The two flame studies presented demonstrate that the dimensional-recoupling mechanisms cause very large scalar gradients, leading to early mixing and locally increased consumption rates in the flow configurations. Since each 1D LEM domain represents species transport and chemical reaction in one direction only, a coupling of the domains is a necessity to ensure a physically consistent formulation in three dimensions (Sannan et al. 2013; Weydahl 2010). Thus, in order to limit model artifacts, a viable approach is to restrict LEM3D to a sub-region and rely on traditional mixing and chemistry solvers where creation of property discontinuities and other LEM limitations are significant. Therefore, in the present formulation of LEM3D, applications of the model should be restricted to sub-regions where high-resolution treatment of scalar mixing and reaction is of particular interest.

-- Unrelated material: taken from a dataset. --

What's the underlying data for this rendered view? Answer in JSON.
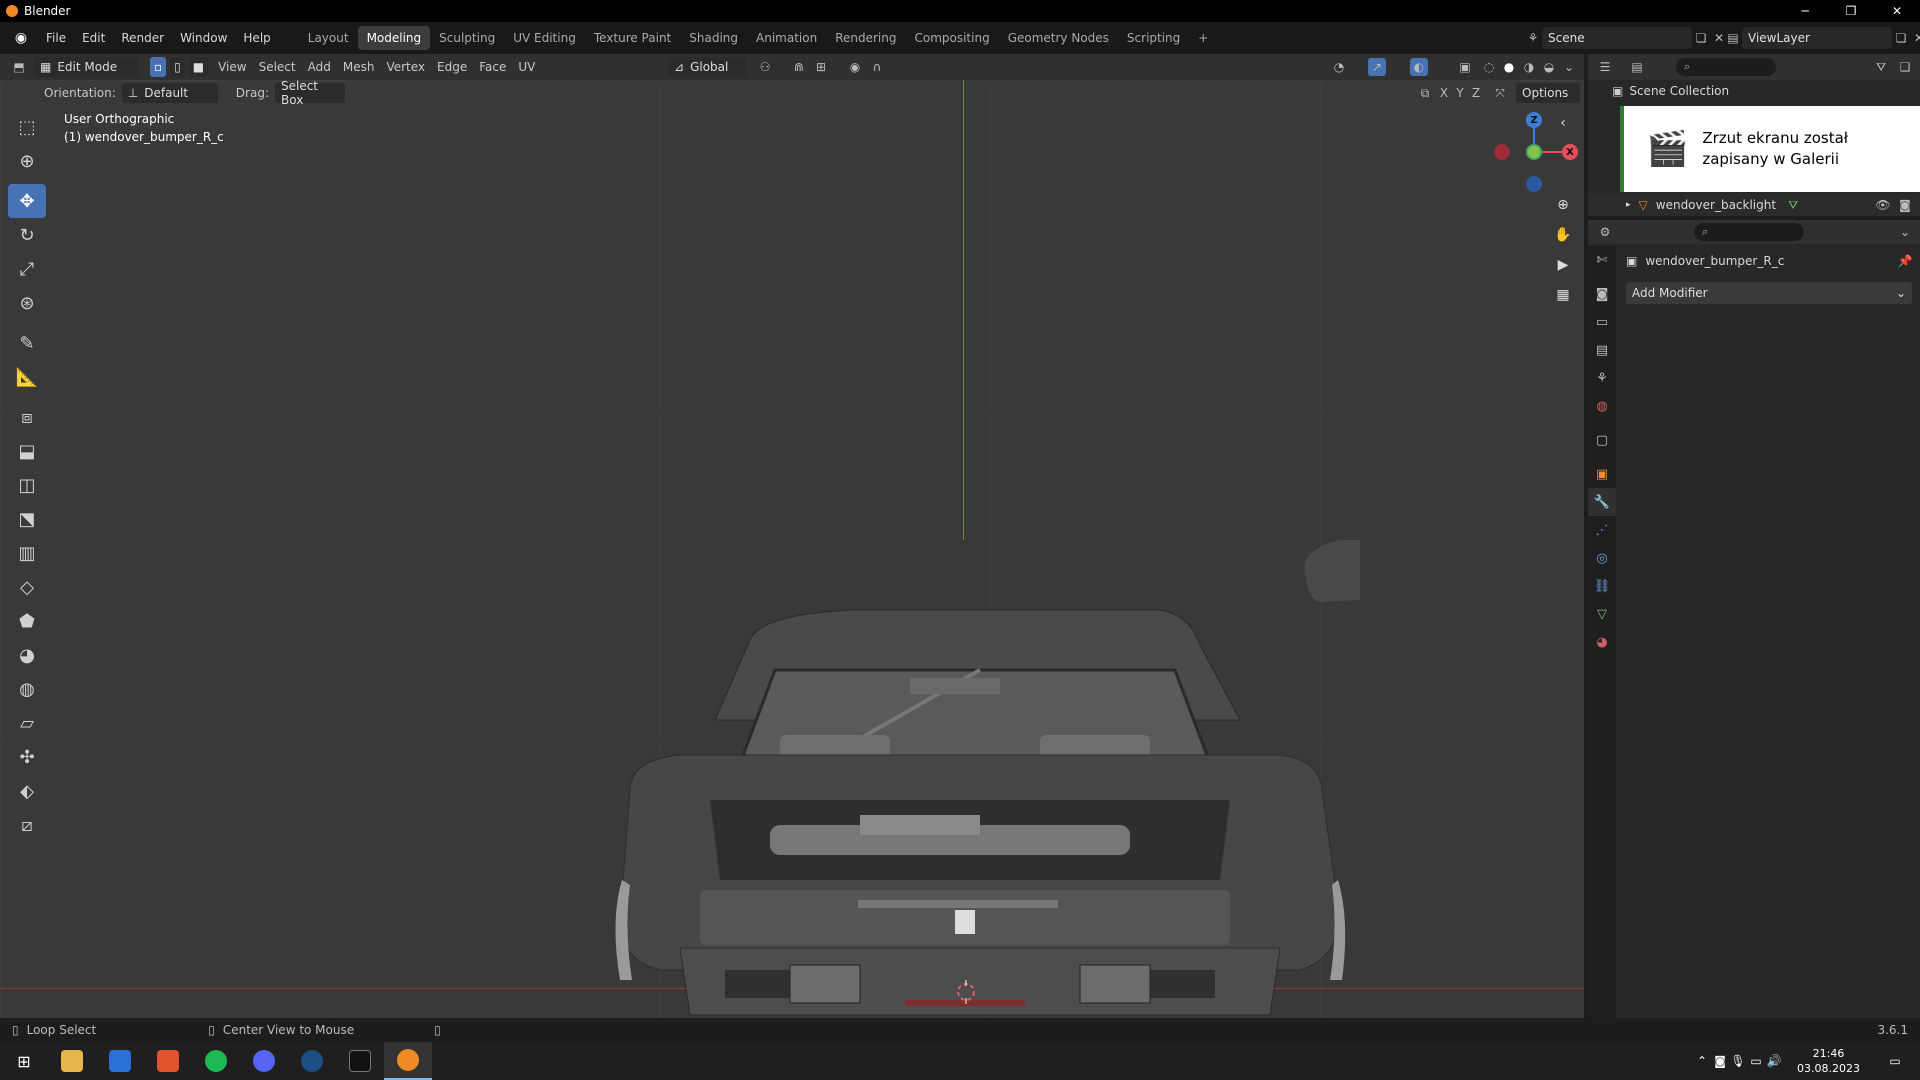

In the current formulation, LEM3D is used as a post-processing tool to RANS. In this approach, mean-flow information from RANS provides model input to LEM3D, which complements RANS with unsteadiness and scalar statistics needed for more accurate mixing and reaction calculations. A strategy for future work is to use LEM3D as a sub-grid scalar closure to LES. In applications to complex combustor geometries, LEM3D can then be used to solve fine-scale mixing and reactions in a Cartesian subvolume far from the combustor walls, while LES with conventional combustion closure is used in the region outside of the LEM3D sub-domain.

The capability of LEM3D to provide any type of computational cost savings for equivalent or enhanced accuracy for equivalent cost in comparison with established turbulent combustion (or turbulence-chemistry-interaction) models has not been attempted in the present work. Since only simple flame cases have been considered, it remains to be seen how accurate and robust LEM3D will be in realistic flows such as those in piston engines and gas turbines.